People used to go to sporting events to watch the game. And don’t get me wrong, they still do. But it’s more than that. It’s the entire experience driving attendance and the emotional feeling to be part of something bigger – a community. The conversations that occur courtside; your teammates’ fist-bumps when your team scores; and the opportunity to socialize at the nearby bars and restaurants with new friends.
This trend emerged before the pandemic. Gen Zers, millennials, and others consume sports in a different way. They are less passionate and casual fans than the older generations. They stream sports online at 70%, compared to 46% who prefer broadcast. Younger fans spend more time viewing sports content than watching actual game action. Gen Z and millennials value experience and use a game to organize a night out. Arriving in the second innings, leaving in seventh, and making friends at the outfield bar by the fifth.
These events help millennials and generation Z feel closer to their communities and others, but leagues have been slow to adapt their offerings to this age group. Stadiums were beginning to create areas for these fans, but it went against traditional logic – how could the experience not be about the action on the field/court/ice?
Then the pandemic hit, and community cornerstones were off-limits – not just sports venues but offices, churches, concerts and festivals. It was lacking in fans when sports returned to TV. We watched because it was something, a way to stay connected even when we weren’t, but we looked forward to being present at a live event.
It is now. Stadiums are filling – many to capacity – because we crave community. Digital communities might have been lifesaving during the pandemic, but we learned that they couldn’t replace the real, live thing. Gen Z and millennials may have fewer fans, but they care about community and experiences. Recent research found that millennials were more likely to attend multiple sporting events before the pandemic. They also missed the most live sports. They are looking for connection after the pandemic.
Here’s where stadiums have an opportunity – to focus on being a hub for socialization and the community. They must embrace the fact that not all of the action is on the field. It’s a reason fans go, but for many it’s not the primary one. The experience they have outside the stands should be just as important as the one inside. It should be free-flowing. Stadiums should encourage people interaction and profit from this by accepting the need to socialize.
This is where brands can come in and reap the benefits. The whole building becomes the venue, not just the space for the event. This destination is an ideal place to market.
Here are three things stadiums can do, in partnership, with brands, to move the needle, encourage more socializing.
You can create more sensory and physical experiences. Brands must move beyond logos and visuals in order to tell their story with iconic materials, lighting and interactions. Coors Light, for example, introduced cold rails that allow you to cool your beer while it rests. Some brands embrace aromas of ingredients in their products that waft though spaces or sound effects such as cans opening to infiltrate fans who are out and about with friends and family, rather than in their seats.

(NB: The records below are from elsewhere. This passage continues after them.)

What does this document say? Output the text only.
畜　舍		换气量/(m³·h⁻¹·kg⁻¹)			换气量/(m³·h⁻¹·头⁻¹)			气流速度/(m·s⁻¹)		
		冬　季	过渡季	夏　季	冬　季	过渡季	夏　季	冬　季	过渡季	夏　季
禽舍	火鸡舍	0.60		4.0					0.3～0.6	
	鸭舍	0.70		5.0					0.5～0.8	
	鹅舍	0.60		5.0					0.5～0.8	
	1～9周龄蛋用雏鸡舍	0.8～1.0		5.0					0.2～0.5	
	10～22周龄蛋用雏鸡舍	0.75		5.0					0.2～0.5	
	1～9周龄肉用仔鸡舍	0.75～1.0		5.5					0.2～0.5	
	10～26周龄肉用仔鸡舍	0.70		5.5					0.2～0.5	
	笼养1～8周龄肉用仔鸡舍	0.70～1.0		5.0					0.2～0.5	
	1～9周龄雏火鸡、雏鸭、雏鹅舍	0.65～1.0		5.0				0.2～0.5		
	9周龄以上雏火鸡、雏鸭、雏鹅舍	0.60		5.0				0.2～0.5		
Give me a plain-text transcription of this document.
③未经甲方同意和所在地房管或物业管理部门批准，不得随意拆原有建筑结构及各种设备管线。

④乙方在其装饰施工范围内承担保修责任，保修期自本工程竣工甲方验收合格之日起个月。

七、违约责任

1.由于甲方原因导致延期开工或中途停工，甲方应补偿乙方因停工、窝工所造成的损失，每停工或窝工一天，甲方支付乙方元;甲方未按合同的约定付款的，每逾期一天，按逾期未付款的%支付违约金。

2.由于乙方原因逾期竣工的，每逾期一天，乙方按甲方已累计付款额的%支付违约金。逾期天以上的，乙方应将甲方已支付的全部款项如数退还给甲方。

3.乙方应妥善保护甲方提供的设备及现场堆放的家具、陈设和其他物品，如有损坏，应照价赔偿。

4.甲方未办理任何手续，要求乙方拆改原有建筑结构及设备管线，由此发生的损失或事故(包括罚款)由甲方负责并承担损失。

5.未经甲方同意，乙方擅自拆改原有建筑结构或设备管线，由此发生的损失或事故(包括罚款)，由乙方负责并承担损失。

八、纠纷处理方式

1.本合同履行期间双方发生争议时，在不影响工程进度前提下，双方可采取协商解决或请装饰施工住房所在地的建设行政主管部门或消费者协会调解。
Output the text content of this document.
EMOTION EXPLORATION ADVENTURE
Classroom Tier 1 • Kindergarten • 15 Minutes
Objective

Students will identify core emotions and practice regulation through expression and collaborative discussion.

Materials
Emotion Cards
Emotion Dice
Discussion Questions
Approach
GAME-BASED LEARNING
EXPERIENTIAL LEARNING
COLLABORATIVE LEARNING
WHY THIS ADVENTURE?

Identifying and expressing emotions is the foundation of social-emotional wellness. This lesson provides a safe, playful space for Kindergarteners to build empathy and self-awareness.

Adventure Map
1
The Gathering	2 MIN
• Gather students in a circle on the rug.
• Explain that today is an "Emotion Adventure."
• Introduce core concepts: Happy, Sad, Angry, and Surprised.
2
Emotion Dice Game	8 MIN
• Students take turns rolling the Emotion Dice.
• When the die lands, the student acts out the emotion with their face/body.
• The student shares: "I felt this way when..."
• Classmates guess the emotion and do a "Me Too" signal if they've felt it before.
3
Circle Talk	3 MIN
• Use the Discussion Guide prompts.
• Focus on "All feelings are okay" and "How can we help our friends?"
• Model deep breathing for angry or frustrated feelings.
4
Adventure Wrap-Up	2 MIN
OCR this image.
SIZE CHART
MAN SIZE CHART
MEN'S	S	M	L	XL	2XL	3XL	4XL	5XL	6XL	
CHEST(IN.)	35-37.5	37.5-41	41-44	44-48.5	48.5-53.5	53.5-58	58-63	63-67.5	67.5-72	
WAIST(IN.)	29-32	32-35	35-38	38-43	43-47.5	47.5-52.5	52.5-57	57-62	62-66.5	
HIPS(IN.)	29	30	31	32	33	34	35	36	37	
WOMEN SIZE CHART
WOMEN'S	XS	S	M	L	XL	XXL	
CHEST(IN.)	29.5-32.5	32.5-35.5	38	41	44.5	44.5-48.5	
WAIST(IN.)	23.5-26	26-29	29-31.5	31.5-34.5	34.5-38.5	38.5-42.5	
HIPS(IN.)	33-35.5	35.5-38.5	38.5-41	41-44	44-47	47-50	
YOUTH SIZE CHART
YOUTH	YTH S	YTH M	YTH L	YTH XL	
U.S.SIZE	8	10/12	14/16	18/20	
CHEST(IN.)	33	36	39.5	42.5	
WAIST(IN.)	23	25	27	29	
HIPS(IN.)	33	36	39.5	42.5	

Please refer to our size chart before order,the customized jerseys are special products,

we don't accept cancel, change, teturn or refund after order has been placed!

Make it easy, convenient, and fun for attendees by using new technologyApps that allow you to wait for restrooms or concessions, seat upgrade or other high-impact experience, are all examples. The Buffalo Sabres’s One Buffalo app is a good example. So are the 49ers’s limited-edition AR souvenir cups that unlocked exclusive content. Jaguars also offer a service that allows you pre-load beer tickets so that fans can order a round in advance. And there’s a lot of technology in the early adoption phase that will create a digital layer of experience on top of the physical one – from AR glasses, such as the hotly-anticipated ones from Apple, to spatial computing that blends AR/VR/MR, interactive projections, wearables, sensor data and AI. Even the QR code can unlock digital layer that will deepen engagement and drive revenue for a brand in the stadium.
Create more spaces and places that are shared for moments to be captured. Since stadiums aren’t just about seats anymore, there are opportunities to create memorable and photographable moments for fans around the park. Fans will share content about installations and other activities that are connected to the brand/team/event organically on social media. For example, Miller Lite’s can sculpture at the Brewers home stadium American Family Field. The Dallas Cowboys have an AR player photo opportunity by AT&T that attracts fans. These images are shared on social media when fans feel like they are part in the rituals and moments at the stadium.
It doesn’t stop there. It is important to engage fans naturally and in a natural way to create positive brand sentiment. It should deliver a brand’s look and feel with durability, including using reliable technology, internet and interfaces if it is digital. Each engagement should be executed flawlessly, while still adapting the experience to each venue.
Branded stadium destinations could reach millions of people on a one-to-1 basis. Fans are already able to watch sports and concerts while holding a drink and their smartphones in the other. This was amplified by the lockdowns of last year. We’re more connected to technology than ever because it connects us to each other. The next generation of fan engagement will focus on connection and community, as well as the competition on the field. It will blur the lines between digital and physical. As we get out to socialize more, it’s an opportunity for brands to take these elements and bring them into the stadium to encourage social interactions outside of the game and let fans experience brands in new innovative ways.
The stadium of the future won’t just be about the main event on a ticket stub. It will be about the entire venue and the entertainment it has to offer, giving ‘take me out to the ballgame’ a whole new meaning.
Pat Heffernan is senior vice-president and director of strategic planning at Jack Morton.